Even NeverTrumper Charles Cooke of The National Review was shocked by her descent into reflexive postures almost 5 years ago:
Rubin is not the only example of this president’s remarkable talent for corrupting his detractors as well as his devotees, but she is perhaps the best one. Since Donald Trump burst onto the political scene, Rubin has become precisely what she dislikes in others: a monomaniac and a bore, whose visceral dislike of her opponents has prompted her to drop the keys to her conscience into a well. (snip) If Trump likes something, Rubin doesn’t. If he does something, she opposes it. If his agenda flits into alignment with hers—as anyone’s is wont to do from time to time—she either ignores it, or finds a way to downplay it. The result is farcical and sad; a comprehensive and self-inflicted airbrushing of the mind. How, I have long wondered, could Trump’s unprincipled acolytes do what they do and still sleep at night? How can Jen Rubin? (snip)

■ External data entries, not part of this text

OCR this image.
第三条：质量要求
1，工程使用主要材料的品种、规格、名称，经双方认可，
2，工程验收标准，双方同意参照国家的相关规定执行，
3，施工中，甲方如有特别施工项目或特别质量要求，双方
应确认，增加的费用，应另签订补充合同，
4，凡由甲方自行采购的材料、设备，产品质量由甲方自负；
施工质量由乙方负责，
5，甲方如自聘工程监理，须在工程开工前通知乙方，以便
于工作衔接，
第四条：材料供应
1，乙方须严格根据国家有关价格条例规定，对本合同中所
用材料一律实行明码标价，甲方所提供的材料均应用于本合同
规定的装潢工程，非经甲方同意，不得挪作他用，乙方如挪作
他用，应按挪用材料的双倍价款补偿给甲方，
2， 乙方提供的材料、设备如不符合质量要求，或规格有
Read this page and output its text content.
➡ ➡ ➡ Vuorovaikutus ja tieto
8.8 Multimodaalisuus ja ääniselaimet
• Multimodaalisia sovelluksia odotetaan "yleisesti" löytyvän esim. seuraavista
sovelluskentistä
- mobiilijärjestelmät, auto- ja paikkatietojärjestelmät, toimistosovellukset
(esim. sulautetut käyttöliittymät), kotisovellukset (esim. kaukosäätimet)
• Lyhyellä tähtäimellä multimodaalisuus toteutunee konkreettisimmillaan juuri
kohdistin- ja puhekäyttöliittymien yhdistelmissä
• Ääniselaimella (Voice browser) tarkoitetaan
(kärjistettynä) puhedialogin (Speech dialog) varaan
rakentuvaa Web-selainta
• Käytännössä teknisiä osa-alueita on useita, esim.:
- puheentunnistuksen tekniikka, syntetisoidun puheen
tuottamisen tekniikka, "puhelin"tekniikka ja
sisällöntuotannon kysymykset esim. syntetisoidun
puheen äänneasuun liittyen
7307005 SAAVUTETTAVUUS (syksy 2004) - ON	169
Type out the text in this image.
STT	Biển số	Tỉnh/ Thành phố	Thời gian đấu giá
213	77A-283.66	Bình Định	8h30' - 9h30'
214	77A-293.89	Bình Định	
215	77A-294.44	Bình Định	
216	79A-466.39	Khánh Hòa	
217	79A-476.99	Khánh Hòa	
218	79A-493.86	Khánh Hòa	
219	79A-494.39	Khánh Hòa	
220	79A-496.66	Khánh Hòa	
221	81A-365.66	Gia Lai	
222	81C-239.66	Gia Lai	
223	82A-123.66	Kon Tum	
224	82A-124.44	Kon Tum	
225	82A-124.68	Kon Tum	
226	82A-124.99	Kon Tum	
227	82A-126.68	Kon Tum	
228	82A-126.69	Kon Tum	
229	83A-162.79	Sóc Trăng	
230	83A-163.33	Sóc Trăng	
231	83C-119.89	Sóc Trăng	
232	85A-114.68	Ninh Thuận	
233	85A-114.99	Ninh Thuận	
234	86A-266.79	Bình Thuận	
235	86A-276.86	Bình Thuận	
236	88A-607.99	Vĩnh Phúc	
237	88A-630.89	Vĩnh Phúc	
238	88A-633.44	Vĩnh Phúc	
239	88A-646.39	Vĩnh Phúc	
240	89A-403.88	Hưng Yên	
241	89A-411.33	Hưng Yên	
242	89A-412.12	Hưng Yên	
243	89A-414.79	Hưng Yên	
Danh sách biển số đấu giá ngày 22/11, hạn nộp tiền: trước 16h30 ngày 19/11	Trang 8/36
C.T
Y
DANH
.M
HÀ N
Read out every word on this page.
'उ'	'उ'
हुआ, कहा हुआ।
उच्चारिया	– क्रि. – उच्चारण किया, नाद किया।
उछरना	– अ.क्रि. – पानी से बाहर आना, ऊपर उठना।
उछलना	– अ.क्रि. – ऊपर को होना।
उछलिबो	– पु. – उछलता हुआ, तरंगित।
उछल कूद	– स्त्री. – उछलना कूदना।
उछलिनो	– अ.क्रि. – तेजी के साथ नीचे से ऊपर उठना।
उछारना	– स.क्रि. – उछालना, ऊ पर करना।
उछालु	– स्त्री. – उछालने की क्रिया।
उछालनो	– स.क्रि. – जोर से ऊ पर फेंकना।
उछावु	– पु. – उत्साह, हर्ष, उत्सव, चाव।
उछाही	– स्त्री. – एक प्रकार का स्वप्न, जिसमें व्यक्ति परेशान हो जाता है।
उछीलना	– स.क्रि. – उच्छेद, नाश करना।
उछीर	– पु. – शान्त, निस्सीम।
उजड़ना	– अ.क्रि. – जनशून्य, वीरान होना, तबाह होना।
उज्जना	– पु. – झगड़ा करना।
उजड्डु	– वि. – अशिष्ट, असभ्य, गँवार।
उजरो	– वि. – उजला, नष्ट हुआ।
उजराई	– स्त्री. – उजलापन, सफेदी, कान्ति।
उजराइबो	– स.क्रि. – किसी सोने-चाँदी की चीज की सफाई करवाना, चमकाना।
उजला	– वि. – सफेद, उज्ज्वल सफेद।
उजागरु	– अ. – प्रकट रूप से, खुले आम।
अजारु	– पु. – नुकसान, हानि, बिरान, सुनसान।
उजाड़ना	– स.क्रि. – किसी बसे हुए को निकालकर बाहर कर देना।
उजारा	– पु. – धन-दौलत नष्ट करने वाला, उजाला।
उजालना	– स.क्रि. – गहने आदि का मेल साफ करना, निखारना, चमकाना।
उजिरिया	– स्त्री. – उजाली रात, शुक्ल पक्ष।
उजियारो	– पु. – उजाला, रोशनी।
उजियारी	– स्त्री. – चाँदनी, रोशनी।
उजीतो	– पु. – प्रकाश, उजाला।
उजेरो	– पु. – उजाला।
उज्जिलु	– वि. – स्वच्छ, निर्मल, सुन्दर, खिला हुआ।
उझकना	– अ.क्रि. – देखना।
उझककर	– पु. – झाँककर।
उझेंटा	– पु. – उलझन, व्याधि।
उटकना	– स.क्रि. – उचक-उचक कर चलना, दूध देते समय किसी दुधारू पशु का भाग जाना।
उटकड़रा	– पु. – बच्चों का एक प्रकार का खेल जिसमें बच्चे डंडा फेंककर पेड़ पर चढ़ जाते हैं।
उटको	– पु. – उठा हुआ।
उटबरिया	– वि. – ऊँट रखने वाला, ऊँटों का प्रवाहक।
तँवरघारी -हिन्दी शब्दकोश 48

When President Obama agreed to the Paris Climate Accord, Rubin left her readers under no illusions as to the scale of her disapproval. The deal, she proposed, was “ephemeral,” “a piece of paper,” “a group wish,” a “nonsense” that would achieve “nothing.” That the U.S. had been made a party to a covenant so “devoid of substance,” she added, illustrated the “fantasy world” in which the Obama administration lived, and was reflective of Obama’s preference for “phony accomplishments,” his tendency to distract, and his base’s craven willingness to eat up any “bill of goods” they were served. At least it did until President Trump took America out of it, at which point adhering to the position she had theretofore held became a “senseless act,” a “political act,” “a dog whistle to the far right,” and “a snub to ‘elites’” that had been calibrated to please the “climate-change denial, right-wing base that revels in scientific illiteracy” (a base that presumably enjoyed Rubin’s blog until January 20th, 2017). To abandon the “ephemeral” “piece of paper,” Rubin submitted, would “materially damage our credibility and our persuasiveness” and represent conduct unbecoming of “the leader of the free world.” One is left wondering how, exactly, any president is supposed to please her.
Or, rather, one is left concluding that Rubin doesn’t have policy positions so much as she has protean cheerleading instructions, the details of which are set by whoever happens at that moment to be her coach. Take Jerusalem, a subject on which Rubin has rather run the gamut. In 2010, she praised Marco Rubio for arguing that “Jerusalem is Israel’s capital, as the U.S. Congress has repeatedly recognized” and lauded the Jerusalem Embassy Act of 1995 (snip)
Last week, Trump announced that the United States would finally be recognizing Jerusalem as Israel’s capital, and, in time, moving its embassy there. And what did Rubin say? That it was “a foreign policy move without purpose,“ “indicative of a non-policy-based foreign policy.”
If anyone has sacrificed the status of “normal,” it is Jennifer Rubin, not the Republican party.